A World Leading Research Programme Opening up the Terahertz Spectrum
UCL, Cambridge University and the University of Leeds are opening up the terahertz spectrum for widespread application through an EPSRC funded research programme. Find out more details about our exciting vision and ambition...
The terahertz (THz) frequency region within the electromagnetic spectrum, covers a frequency range of about one hundred times that currently occupied by all radio, television, cellular radio, Wi-Fi, radar and other users and has proven and potential applications ranging from molecular spectroscopy through to communications, high resolution imaging (e.g. in the medical and pharmaceutical sectors) and security screening. Yet, the underpinning technology for the generation and detection of radiation in this spectral range remains severely limited, being based principally on Ti:sapphire (femtosecond) pulsed laser and photoconductive detector technology, the THz equivalent of the spark transmitter and coherer receiver for radio signals. The THz frequency range therefore does not benefit from the coherent techniques routinely used at microwave/optical frequencies. Now an EPSRC Programme grant awarded to leading Terahertz researchers at UCL, Cambridge and Leeds universities and the London Centre for Nanotechnology will address this.
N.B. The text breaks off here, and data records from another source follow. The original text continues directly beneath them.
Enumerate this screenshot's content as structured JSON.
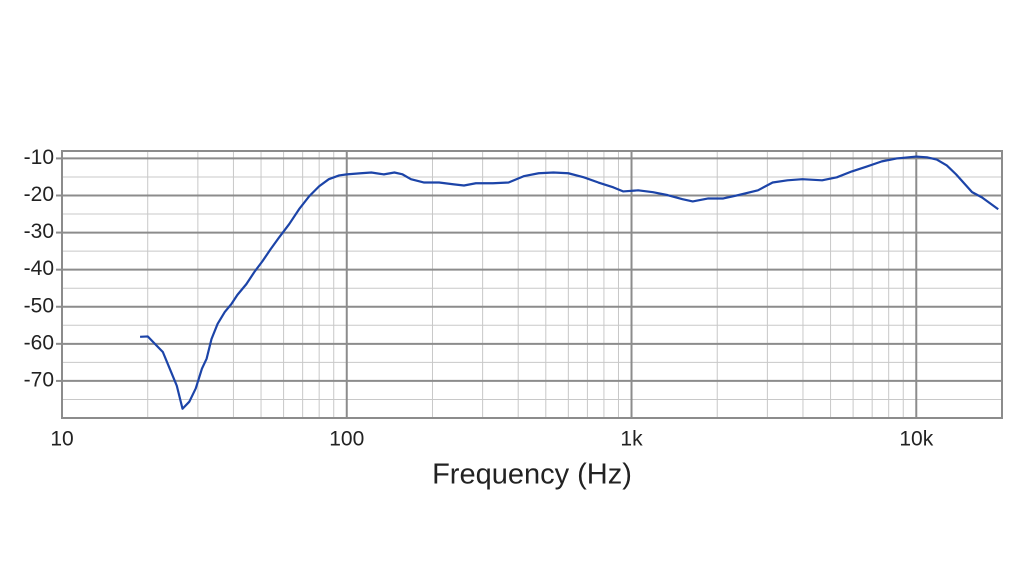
{
  "chart_data": {
    "type": "line",
    "x_label": "Frequency (Hz)",
    "xscale": "log",
    "grid": true,
    "xlim": [
      10,
      20000
    ],
    "ylim": [
      -80,
      -8
    ],
    "xticks": [
      10,
      100,
      {
        "value": 1000,
        "label": "1k"
      },
      {
        "value": 10000,
        "label": "10k"
      }
    ],
    "yticks": [
      -10,
      -20,
      -30,
      -40,
      -50,
      -60,
      -70
    ],
    "series": [
      {
        "color": "#1c44a8",
        "x": [
          18.8,
          20,
          21.2,
          22.6,
          23.9,
          25.3,
          26.5,
          28,
          29.5,
          31,
          32.2,
          33.5,
          35.2,
          37.3,
          39.4,
          41.3,
          44.4,
          47.4,
          50.6,
          54,
          58,
          62.8,
          68,
          73.8,
          80,
          86.5,
          94,
          100,
          112,
          122,
          135,
          147,
          157,
          168,
          187,
          211,
          238,
          258,
          284,
          326,
          370,
          418,
          472,
          532,
          600,
          680,
          765,
          863,
          934,
          1055,
          1190,
          1340,
          1510,
          1640,
          1860,
          2100,
          2370,
          2780,
          3130,
          3530,
          3980,
          4670,
          5260,
          5940,
          6700,
          7570,
          8540,
          10000,
          10900,
          11800,
          12800,
          13800,
          15700,
          17000,
          19400
        ],
        "values": [
          -58.1,
          -58,
          -60,
          -62.2,
          -66.7,
          -71.3,
          -77.5,
          -75.6,
          -72,
          -66.7,
          -64,
          -58.7,
          -54.6,
          -51.4,
          -49.2,
          -46.8,
          -43.9,
          -40.6,
          -37.7,
          -34.5,
          -31.2,
          -27.7,
          -23.7,
          -20.2,
          -17.5,
          -15.6,
          -14.6,
          -14.3,
          -14,
          -13.8,
          -14.3,
          -13.8,
          -14.3,
          -15.6,
          -16.5,
          -16.5,
          -17,
          -17.3,
          -16.7,
          -16.7,
          -16.5,
          -14.8,
          -14,
          -13.8,
          -14,
          -15.1,
          -16.5,
          -17.8,
          -18.9,
          -18.6,
          -19.1,
          -19.9,
          -21,
          -21.6,
          -20.8,
          -20.8,
          -19.9,
          -18.6,
          -16.5,
          -15.9,
          -15.6,
          -15.9,
          -15.1,
          -13.5,
          -12.2,
          -10.8,
          -10,
          -9.5,
          -9.7,
          -10.3,
          -11.9,
          -14.3,
          -19.1,
          -20.5,
          -23.7
        ]
      }
    ]
  }
}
We have recently demonstrated optical communications technology-based techniques for the generation of high spectral purity continuous wave THz signals at UCL, together with state-of-the-art THz quantum cascade laser (QCL) technology at Cambridge/Leeds. We will bring together these internationally-leading researchers to create coherent systems across the entire THz spectrum. These will be exploited both for fundamental science (e.g. the study of nanostructured and mesoscopic electron systems) and for applications including short-range high-data-rate wireless communications, information processing, materials detection and high resolution imaging in three dimensions.
Our vision is to open up the THz spectrum for widespread scientific and commercial application, through the use of photonics-enabled coherent techniques. This will be achieved by bringing together optical communications technology-based techniques, for the generation of high spectral purity continuous wave (CW) THz frequency signals, with state of-the-art THz quantum cascade laser (QCL) technology.
The THz frequency region is the last unexploited part of the electromagnetic spectrum. Now we hope to change that. Our ambition for this Programme is that it will lead to this historically underused part of the electromagnetic spectrum finally achieving its full scientific and commercial potential. We will work with many commercial partners to achieve this.